S’ils étaient capables de répondre aux motions de l’Esprit dans leur âme, c’était en premier lieu, parce qu’ils menaient une profonde vie de piété. Ils savaient réserver plusieurs moments de leur journée pour rencontrer le Seigneur. Moments choisis, non par hasard. Ils considéraient que de ces moments d’intimité dépendait aussi leur rencontre avec le Seigneur tout au long de leur journée.

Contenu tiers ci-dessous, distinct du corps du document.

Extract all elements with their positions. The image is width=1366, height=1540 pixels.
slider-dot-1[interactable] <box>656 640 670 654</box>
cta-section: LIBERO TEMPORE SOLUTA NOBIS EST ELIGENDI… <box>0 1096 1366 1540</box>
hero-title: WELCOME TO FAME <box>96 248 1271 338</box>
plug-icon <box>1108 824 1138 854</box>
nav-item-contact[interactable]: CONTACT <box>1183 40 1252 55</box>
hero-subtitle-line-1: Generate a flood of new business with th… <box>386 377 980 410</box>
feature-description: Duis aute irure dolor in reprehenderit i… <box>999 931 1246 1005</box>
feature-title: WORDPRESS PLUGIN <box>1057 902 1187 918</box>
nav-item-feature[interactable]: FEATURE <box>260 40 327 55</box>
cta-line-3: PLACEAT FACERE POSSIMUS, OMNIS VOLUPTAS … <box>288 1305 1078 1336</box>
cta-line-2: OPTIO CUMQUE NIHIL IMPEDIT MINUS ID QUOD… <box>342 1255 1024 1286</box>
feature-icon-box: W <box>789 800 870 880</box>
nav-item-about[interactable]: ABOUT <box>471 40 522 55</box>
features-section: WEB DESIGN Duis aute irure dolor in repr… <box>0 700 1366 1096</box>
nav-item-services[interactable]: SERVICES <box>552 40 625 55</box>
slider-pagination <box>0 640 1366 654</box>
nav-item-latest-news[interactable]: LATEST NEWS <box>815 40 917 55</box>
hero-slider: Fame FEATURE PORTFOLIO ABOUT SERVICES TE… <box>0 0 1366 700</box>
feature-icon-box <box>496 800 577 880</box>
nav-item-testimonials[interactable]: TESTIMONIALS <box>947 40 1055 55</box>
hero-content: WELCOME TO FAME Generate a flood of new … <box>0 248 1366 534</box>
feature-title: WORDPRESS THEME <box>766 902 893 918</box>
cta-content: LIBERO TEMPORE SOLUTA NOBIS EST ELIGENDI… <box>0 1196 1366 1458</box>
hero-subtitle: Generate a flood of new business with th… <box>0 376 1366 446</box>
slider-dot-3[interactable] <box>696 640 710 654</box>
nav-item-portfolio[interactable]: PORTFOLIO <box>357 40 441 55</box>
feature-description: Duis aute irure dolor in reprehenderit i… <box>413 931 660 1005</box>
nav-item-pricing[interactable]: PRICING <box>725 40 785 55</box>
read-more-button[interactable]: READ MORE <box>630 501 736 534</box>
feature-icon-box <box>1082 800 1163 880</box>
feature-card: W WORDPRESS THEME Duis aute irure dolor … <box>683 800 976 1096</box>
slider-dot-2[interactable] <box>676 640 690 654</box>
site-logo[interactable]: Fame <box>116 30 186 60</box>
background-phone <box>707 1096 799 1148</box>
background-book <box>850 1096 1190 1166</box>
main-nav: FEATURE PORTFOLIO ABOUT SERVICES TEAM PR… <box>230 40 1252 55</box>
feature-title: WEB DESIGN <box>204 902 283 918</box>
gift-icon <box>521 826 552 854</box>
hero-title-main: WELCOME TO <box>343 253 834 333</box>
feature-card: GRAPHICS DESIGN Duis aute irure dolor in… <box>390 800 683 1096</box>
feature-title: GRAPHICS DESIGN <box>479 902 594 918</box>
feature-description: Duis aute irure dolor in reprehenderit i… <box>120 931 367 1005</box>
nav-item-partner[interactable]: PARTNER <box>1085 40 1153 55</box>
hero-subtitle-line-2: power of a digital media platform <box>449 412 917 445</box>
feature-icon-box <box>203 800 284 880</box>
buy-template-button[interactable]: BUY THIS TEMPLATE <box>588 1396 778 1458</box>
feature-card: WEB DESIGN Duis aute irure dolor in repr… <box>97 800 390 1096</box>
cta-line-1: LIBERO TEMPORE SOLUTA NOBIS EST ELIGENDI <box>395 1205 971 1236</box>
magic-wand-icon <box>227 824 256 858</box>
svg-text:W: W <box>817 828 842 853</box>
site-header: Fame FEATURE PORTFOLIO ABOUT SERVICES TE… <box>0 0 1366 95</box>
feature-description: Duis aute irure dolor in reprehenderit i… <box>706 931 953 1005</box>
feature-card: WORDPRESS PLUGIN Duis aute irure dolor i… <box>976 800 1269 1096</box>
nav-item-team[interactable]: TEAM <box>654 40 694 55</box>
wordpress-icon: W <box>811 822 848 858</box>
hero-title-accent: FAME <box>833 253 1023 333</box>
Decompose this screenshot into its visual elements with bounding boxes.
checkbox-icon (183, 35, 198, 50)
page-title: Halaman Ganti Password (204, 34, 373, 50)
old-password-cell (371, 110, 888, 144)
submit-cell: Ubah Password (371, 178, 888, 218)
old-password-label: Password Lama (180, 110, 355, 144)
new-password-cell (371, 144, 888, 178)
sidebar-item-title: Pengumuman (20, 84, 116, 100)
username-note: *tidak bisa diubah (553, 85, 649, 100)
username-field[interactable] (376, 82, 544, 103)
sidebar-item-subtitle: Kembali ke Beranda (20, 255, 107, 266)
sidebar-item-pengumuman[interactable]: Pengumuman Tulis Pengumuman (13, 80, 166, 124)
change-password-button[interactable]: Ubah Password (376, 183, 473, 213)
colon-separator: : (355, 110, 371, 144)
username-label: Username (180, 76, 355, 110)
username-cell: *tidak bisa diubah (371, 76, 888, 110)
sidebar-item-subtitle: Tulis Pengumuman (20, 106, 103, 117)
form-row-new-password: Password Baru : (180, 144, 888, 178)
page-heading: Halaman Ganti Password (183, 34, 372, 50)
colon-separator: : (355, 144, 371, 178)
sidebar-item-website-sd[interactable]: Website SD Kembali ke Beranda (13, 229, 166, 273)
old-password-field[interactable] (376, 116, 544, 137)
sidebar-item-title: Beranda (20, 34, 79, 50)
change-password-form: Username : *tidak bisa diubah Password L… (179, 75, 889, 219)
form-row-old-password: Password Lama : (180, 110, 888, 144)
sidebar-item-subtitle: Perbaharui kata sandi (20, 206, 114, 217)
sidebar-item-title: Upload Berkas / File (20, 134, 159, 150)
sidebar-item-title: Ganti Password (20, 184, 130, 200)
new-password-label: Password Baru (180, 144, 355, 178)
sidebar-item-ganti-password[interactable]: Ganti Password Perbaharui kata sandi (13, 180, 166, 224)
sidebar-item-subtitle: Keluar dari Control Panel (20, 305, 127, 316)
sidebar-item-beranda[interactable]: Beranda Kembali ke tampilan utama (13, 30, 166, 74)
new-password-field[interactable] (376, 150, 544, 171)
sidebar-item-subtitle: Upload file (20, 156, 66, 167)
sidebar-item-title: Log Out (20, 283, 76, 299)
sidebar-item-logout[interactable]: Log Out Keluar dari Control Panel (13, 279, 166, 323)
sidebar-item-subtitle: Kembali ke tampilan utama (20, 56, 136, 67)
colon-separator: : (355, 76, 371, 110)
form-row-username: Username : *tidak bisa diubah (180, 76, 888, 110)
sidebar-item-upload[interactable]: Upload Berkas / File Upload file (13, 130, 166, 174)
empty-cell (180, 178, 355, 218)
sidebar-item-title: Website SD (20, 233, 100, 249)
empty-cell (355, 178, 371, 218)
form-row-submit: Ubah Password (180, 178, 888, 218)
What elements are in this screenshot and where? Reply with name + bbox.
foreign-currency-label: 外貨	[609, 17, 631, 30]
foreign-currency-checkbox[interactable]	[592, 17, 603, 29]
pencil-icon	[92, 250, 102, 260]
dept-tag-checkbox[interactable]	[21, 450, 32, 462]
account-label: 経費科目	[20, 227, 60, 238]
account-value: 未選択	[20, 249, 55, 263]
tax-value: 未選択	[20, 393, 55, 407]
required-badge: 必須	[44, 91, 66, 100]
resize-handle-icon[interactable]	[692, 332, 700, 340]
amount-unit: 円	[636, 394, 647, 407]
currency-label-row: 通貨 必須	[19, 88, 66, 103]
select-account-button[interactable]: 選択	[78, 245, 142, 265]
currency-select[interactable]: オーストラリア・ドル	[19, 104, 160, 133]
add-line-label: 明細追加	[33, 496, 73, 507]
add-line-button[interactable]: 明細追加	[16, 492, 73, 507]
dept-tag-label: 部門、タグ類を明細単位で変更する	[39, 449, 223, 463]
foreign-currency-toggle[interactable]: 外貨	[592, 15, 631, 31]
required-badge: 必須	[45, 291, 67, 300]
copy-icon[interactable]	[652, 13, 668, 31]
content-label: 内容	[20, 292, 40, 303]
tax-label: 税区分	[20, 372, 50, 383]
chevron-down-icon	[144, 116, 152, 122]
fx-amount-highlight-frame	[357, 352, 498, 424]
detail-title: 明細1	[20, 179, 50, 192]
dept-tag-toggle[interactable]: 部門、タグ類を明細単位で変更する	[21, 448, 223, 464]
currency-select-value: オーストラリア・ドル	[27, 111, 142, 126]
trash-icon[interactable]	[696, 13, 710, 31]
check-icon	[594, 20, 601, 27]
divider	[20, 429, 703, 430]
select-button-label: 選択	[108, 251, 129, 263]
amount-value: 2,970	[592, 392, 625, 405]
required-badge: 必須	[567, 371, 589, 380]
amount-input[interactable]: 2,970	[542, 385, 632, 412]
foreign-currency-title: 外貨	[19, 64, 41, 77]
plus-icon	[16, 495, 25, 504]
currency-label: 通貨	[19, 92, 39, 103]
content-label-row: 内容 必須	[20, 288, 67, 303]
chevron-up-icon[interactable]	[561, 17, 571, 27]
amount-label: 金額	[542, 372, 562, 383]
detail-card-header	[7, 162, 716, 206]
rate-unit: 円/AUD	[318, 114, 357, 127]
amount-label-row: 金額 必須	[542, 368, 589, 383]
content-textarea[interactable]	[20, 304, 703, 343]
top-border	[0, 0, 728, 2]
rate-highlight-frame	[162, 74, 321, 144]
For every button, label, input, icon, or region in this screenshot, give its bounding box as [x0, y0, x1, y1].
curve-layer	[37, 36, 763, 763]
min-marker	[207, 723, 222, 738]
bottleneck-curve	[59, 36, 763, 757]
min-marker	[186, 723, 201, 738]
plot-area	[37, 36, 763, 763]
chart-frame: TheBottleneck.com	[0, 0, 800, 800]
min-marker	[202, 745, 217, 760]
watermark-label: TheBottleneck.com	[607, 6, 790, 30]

De nombreux textes des premiers siècles permettent de découvrir la façon dont les chrétiens d’alors vivaient leur foi. Dès qu’ils se levaient, ils s’agenouillaient pour rendre grâce à Dieu. Trois fois par jour, ils disaient le Notre Père sans le réduire à de simples mots : les commentaires des Pères et des premiers écrivains ecclésiastiques montrent comment ils le vivaient dans leur activité quotidienne. Entre autres choses, cette prière les mettait face à leur filiation divine qui ne se réduisait pas à une réalité abstraite. Lorsqu’ils priaient pour leurs ennemis, ils se demandaient de quelle manière ils pouvaient leur témoigner l’amour de Dieu. Au moment de demander le pain, ils le reliaient à l’Eucharistie, et remerciaient pour un tel don ; lorsqu’ils exprimaient cette demande, ils découvraient la nécessité d’être détachés des biens de la terre, ne souhaitant rien d’autre que le nécessaire et ne s’inquiétant pas de ce qui pouvait leur manquer. Le Notre Père devenait la synthèse de tout l’Évangile et la norme de la vie chrétienne.
Le choix lui-même des moments consacrés à cette prière leur rappelaient les mystères de la foi et la nécessité de s’identifier à Jésus tout au long des heures de la journée : « C’est certainement à Tierce que l’Esprit Saint descendit sur les apôtres (…) Le Seigneur fut crucifié à Sexte, et à None il lava de son sang nos péchés. » [5] La catéchèse, la formation qu’ils recevaient ne séparait jamais le mystère chrétien de la vie.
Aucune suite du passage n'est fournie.